La lettera fa esplicito riferimento al disegno di legge approvato dal Consiglio dei ministri lo scorso settembre per riformare il codice della strada, criticato anche in Italia da varie associazioni perché ritenuto svantaggioso per i pedoni. Per sindaci e vice le nuove norme ostacolerebbero “gravemente” la capacità delle autorità locali di creare zone a traffico limitato, installare autovelox e fissare limiti di velocità inferiori che invece sono fondamentali per abbattere le emissioni e rendere anche le strade più sicure. Nella missiva non si fa riferimento solo all’Italia. I firmatari prendono di mira anche il “piano per i conducenti” nel Regno Unito che punta a introdurre misure altrettanto restrittive e alle resistenze in Germania, dove il governo ha finora resistito agli sforzi di oltre 1.000 comuni che vogliono un maggiore controllo sui limiti di velocità locali.

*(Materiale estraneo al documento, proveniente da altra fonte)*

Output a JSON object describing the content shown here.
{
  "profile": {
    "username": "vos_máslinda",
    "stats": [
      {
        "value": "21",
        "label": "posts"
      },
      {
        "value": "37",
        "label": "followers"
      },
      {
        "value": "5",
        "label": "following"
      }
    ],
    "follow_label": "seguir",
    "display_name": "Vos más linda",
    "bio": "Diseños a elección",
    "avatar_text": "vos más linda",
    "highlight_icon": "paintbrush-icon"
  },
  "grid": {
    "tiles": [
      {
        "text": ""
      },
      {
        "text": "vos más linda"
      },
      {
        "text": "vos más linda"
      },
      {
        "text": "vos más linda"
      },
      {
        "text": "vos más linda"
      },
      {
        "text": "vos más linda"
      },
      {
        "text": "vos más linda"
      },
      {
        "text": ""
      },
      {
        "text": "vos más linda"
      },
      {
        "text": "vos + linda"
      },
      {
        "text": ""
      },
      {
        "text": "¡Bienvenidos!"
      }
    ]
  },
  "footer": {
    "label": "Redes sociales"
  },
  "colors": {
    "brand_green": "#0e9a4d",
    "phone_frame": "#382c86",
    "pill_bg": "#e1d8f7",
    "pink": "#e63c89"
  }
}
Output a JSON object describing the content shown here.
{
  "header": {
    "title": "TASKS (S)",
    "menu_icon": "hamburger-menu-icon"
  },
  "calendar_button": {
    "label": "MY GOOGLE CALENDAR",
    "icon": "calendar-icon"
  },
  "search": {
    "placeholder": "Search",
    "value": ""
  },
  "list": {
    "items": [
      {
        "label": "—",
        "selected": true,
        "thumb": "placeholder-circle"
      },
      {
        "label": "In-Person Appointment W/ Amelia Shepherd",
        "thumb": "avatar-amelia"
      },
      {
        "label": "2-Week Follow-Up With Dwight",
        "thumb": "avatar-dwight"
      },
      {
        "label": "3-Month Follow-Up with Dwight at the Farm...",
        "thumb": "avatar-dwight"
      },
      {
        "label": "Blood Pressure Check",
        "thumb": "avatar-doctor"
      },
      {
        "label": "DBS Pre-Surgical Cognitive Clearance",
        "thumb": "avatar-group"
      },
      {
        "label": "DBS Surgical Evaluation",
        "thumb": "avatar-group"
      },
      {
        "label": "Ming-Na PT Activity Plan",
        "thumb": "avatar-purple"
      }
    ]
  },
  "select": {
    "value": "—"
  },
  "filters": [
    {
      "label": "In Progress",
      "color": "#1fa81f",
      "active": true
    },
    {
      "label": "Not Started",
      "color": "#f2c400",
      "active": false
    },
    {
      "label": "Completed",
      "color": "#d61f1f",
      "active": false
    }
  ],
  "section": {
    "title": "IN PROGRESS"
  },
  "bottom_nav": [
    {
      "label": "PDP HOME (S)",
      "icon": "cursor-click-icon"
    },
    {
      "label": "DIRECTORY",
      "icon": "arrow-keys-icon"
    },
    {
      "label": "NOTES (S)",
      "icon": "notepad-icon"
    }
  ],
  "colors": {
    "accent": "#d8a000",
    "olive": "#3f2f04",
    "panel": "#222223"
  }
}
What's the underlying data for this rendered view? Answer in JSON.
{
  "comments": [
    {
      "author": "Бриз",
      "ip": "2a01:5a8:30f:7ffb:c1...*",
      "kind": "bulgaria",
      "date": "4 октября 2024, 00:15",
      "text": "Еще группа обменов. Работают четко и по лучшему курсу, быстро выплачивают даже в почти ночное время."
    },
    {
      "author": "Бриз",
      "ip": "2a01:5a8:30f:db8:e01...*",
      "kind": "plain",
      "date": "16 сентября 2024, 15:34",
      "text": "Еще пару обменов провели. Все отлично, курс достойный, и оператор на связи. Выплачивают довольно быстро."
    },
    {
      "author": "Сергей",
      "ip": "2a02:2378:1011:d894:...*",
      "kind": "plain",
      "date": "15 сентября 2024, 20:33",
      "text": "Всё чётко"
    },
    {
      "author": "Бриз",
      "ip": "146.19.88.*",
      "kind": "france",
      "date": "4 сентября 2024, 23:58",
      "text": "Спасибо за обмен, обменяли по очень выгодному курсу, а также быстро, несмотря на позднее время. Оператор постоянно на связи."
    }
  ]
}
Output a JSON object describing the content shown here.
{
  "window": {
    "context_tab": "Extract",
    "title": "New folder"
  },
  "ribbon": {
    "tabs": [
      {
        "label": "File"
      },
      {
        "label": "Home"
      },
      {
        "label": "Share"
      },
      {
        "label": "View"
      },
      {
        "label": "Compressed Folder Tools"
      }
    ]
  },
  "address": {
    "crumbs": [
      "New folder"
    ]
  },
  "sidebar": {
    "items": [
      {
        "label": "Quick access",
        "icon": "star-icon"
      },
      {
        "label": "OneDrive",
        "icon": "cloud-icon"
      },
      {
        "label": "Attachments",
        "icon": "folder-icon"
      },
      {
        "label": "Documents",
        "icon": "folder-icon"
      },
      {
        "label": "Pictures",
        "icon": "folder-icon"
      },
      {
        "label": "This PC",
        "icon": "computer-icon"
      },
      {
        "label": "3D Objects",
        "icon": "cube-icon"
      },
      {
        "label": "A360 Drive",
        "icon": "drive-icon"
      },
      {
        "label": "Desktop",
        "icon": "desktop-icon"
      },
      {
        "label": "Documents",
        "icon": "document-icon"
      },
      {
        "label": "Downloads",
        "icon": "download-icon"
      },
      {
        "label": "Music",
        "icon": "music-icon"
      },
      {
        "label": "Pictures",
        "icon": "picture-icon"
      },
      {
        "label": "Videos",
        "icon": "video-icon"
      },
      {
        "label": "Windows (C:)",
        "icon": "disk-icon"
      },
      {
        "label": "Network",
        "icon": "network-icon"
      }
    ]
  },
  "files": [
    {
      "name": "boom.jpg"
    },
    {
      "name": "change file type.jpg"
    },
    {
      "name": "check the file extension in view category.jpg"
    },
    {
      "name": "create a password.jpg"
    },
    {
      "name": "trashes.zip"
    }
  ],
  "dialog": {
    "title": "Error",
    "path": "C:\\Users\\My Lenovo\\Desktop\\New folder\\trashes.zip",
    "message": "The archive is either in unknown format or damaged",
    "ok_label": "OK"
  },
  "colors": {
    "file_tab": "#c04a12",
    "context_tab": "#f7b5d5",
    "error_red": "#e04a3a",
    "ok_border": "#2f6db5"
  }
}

“Politiche nazionali come queste, basate non sulla scienza ma sull’opportunità politica, danneggiano la capacità delle autorità locali di prendere decisioni sul miglioramento della sicurezza e della salute dei propri cittadini”, accusano i rappresentanti locali. Sottolineando l’importanza di limiti di velocità più bassi nelle aree urbane – si legge ancora nel testo – che “stanno prevenendo le morti e migliorando la vita oggi nelle città di tutta Europa”. Non “si tratta di limitare la libertà degli automobilisti, ma di rendere le strade più sicure per tutti, ridurre il rumore e l’inquinamento e rendere la città più invitante per coloro che scelgono forme di trasporto più salutari come camminare e andare in bicicletta”. Insieme ai tre rappresentanti italiani la lettera è siglata anche da Alison Lowe, vicesindaco di West Yorkshire; Thomas Dienberg, vicesindaco di Lipsia; Frauke Burgdorff responsabile della pianificazione di Aquisgrana; Philippe Close, sindaco di Bruxelles; Mathias De Clerq, sindaco di Gand; Melanie Van der Horst, vicesindaco, di Amsterdam; Vincent Karremans, vicesindaco di Rotterdam; Karin Pleijel vicesindaco di Göteborg; Andréas Schönström vicesindaco di Malmö; Juhana Vartiainen, sindaco di Helsinki.